Aber fassen wir einmal die bisher bekannten Fakten zusammen: Zwei Deutsch-Russen werden in Bayern, in Bayreuth, festgenommen, weil sie die US-Einrichtung in Grafenwöhr fotografiert haben und außerdem Sprengstoffanschläge geplant haben sollen. Einer der beiden soll, von 2014 bis 2016, in einer Einheit der Volksrepublik Donezk gekämpft haben, woraus der Generalbundesanwalt jetzt „Mitgliedschaft in einer terroristischen Vereinigung“ macht.

Wer schon ein paar Videos von Festnahmen ukrainischer Saboteure in Russland gesehen hat, weiß, dass da der Sprengstoff für beabsichtigte Anschläge gezeigt wird. Ganz konkret. Und wo ist der Sprengstoff in Deutschland? Hatten sie überhaupt welchen? So etwas kauft man nicht an der nächsten Straßenecke, auch wenn der Markt für solche Dinge dank der Weiterleitung aus Waffenlieferungen an die Ukraine auf die Schwarzmärkte ziemlich in Bewegung geraten sein müsste. Sicher, in Deutschland wird längst ein etwas eigenartiges Verhältnis zu materiellen Tatbeständen entwickelt, aber dennoch: Solange da kein Sprengstoff ist, ist eine „Absicht eines Sprengstoffanschlags“ erst einmal nur eine Fantasie.
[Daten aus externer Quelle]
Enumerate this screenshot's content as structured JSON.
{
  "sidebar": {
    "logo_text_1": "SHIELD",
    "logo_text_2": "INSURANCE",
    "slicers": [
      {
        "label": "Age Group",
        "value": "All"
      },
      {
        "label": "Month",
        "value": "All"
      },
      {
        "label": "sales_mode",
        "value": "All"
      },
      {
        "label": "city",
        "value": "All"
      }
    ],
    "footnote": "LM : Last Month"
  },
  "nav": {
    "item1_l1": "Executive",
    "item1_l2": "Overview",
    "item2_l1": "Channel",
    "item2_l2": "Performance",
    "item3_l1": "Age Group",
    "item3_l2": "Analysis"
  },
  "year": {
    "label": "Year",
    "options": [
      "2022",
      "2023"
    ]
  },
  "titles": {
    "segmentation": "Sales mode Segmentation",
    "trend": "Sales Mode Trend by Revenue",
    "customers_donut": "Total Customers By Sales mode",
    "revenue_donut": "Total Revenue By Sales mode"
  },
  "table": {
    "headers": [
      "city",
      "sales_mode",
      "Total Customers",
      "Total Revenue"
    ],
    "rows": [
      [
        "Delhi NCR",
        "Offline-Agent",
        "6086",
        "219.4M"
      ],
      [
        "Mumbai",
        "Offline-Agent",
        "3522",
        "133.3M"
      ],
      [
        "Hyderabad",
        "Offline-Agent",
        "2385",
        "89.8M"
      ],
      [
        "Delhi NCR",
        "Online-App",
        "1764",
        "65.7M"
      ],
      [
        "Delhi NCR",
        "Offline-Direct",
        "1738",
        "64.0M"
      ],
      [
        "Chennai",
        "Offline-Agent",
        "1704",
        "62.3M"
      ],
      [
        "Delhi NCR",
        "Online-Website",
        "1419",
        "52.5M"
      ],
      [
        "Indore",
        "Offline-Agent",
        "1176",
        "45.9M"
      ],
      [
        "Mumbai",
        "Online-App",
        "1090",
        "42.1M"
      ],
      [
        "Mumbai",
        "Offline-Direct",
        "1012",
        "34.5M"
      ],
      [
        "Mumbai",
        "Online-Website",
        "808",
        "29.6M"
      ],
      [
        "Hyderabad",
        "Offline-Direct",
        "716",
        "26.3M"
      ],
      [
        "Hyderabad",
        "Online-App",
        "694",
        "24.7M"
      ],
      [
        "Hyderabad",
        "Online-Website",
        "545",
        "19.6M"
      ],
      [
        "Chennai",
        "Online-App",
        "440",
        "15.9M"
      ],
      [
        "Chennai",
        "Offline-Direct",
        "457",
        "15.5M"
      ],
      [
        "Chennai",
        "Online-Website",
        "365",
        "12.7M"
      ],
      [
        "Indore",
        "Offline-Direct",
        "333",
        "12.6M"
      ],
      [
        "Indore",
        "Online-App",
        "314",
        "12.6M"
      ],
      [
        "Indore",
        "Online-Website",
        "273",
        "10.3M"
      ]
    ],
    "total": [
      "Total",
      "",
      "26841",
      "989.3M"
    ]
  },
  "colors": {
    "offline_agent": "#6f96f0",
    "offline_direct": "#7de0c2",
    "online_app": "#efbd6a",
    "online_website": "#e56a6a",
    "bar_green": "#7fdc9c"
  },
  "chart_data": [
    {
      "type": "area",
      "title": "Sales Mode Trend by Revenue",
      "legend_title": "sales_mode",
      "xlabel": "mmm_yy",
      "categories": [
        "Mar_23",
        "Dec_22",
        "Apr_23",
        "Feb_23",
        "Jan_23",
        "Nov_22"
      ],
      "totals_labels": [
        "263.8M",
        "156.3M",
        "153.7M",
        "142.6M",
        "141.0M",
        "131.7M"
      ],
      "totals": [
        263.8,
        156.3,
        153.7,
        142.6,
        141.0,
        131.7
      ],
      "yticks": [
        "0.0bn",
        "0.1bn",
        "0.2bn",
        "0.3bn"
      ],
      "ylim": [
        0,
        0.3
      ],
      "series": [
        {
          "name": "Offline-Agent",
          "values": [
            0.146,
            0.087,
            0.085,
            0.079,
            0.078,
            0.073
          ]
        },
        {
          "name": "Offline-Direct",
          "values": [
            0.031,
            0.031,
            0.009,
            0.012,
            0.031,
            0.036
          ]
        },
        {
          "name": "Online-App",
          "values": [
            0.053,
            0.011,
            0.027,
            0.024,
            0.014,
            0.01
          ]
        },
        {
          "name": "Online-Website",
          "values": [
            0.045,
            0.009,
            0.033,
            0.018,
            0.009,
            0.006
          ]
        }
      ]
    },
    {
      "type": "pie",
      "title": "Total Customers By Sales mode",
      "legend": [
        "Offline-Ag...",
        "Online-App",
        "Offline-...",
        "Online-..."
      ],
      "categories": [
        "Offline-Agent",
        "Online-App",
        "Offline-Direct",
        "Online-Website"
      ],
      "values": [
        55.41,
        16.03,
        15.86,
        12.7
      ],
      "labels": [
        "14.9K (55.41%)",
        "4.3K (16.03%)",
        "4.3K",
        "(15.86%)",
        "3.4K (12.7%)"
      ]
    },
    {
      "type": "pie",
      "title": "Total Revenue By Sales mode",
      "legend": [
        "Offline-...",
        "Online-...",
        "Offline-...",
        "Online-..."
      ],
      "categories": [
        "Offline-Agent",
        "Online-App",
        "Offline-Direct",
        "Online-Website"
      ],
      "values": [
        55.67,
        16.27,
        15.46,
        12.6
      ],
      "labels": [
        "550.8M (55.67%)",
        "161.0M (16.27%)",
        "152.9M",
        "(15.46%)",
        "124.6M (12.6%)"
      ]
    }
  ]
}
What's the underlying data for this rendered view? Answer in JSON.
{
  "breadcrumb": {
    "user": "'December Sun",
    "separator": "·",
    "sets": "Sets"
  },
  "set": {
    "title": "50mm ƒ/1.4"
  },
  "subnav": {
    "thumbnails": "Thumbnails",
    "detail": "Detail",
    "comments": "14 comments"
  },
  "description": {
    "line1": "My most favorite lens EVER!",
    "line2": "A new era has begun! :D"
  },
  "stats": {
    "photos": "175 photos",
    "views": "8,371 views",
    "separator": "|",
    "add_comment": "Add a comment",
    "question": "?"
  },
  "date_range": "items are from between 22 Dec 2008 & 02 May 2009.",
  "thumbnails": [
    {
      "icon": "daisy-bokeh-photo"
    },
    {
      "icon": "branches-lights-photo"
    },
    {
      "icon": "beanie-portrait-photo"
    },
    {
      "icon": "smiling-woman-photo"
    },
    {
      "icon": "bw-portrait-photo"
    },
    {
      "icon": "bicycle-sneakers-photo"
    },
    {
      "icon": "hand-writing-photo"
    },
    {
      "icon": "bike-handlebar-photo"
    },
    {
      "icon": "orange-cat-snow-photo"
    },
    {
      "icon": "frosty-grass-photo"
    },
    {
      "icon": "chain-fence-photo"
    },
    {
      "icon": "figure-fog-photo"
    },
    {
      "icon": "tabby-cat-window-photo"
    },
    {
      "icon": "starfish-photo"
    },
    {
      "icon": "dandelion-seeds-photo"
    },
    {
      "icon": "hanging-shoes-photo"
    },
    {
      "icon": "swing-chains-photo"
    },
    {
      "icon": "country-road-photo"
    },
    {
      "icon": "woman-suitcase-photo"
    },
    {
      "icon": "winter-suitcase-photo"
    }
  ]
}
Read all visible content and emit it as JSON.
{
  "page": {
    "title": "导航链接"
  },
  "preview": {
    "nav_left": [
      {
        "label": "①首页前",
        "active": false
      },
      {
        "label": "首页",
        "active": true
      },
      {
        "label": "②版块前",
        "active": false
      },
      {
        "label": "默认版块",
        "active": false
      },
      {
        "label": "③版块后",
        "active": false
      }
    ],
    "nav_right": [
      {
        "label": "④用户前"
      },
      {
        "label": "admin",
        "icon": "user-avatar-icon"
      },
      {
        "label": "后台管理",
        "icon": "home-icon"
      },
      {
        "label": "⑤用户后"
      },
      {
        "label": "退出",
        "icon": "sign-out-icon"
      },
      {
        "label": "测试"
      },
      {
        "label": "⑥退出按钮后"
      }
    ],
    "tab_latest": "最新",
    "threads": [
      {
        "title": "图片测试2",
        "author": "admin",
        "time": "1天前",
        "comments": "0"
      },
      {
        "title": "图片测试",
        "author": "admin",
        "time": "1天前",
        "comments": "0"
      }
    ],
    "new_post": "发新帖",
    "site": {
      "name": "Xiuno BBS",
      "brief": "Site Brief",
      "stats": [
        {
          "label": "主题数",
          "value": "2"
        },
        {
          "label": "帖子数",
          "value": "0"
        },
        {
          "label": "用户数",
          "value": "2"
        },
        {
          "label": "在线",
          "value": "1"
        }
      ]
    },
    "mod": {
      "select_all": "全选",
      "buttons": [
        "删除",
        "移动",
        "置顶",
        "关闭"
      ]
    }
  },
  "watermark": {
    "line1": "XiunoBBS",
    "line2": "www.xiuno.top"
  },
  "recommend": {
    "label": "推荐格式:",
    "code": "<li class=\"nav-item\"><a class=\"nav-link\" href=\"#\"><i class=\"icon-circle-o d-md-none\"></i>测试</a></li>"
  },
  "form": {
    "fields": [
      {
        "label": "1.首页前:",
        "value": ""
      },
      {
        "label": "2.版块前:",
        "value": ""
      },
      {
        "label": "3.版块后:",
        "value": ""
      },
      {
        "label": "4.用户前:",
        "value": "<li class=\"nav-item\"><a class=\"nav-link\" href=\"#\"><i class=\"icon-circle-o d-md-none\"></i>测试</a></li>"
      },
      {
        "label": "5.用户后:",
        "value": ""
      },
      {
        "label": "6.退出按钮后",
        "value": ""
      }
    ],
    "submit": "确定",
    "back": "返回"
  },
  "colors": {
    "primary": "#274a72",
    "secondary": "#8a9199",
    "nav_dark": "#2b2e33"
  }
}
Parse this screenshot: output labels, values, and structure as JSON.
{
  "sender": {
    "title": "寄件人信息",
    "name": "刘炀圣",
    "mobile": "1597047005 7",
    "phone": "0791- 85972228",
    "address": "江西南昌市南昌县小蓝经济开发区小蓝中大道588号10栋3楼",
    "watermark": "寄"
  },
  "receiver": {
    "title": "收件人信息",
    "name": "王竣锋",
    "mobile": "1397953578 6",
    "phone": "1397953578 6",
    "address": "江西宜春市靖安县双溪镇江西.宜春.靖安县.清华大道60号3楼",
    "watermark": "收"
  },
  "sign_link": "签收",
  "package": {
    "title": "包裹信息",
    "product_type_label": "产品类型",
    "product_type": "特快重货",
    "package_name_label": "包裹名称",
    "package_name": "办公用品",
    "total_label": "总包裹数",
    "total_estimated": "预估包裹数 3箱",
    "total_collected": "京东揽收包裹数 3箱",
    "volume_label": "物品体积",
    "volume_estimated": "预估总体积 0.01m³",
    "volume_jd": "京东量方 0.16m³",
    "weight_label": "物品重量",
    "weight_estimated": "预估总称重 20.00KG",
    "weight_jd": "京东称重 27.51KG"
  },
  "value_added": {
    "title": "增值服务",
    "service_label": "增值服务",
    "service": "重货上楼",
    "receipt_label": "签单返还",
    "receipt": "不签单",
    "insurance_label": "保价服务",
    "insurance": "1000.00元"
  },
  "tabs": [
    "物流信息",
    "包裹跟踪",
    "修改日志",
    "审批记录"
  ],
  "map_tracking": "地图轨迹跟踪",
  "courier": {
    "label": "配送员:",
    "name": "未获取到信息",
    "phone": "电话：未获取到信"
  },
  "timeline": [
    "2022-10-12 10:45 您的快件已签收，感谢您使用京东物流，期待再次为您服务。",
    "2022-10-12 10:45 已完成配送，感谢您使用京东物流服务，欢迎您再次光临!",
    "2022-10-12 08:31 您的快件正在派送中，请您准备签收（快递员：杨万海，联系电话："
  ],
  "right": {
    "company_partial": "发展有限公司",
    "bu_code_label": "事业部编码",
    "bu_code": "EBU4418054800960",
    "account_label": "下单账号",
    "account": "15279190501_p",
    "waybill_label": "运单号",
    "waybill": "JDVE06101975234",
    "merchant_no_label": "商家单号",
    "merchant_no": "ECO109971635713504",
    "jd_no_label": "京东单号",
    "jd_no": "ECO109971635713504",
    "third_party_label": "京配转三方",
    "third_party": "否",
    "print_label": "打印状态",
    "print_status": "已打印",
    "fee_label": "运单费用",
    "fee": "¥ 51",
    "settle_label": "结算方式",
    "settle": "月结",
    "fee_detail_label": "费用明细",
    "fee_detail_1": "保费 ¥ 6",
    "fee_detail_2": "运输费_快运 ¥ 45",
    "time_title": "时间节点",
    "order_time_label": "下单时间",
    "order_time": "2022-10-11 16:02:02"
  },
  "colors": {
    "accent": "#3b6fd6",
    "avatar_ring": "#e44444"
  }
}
Grafenwöhr zu nennen, ist auch putzig. Es gibt eine Reihe ganz interessanter US-Einrichtungen in Deutschland, in Büchel zum Beispiel, in Landstuhl, das CENTCOM und das EUCOM, aber Grafenwöhr? Das ist doch die Ecke, wo ihnen drei Ampeln vor der Kaserneneinfahrt immer die Abrams liegenbleiben. Das einzige, was an den Ukrainern, die dort mehrfach ausgebildet wurden, interessant wäre, ist die Frage, ob die zu irgendwelchen Nazibataillonen gehören. Dafür fotografiert man aber Menschen, nicht Anlagen. Aber für das, was Grafenwöhr zu bieten hat, reichen Satellitenaufnahmen.

Wie auch immer. Vermutlich ist diese ganze Geschichte mit der „besonders schweren Agententätigkeit“ nur die Dekoration. Das, worauf es bei dieser Geschichte (abgesehen vom propagandistischen Nutzen, dass mal wieder böse lauernde russische Spione entdeckt wurden) wirklich ankommt, dürfte die Nummer mit der „terroristischen Vereinigung“ sein. Und das nicht deswegen, um einen der beiden Festgenommenen besser verknacken zu können, sondern wegen der Nebenwirkungen, die das auf die gesamte Gesellschaft hat. Dabei zeigt diese Absicht, so widerlich sie ist, auch die Schwäche der herrschenden Erzählung.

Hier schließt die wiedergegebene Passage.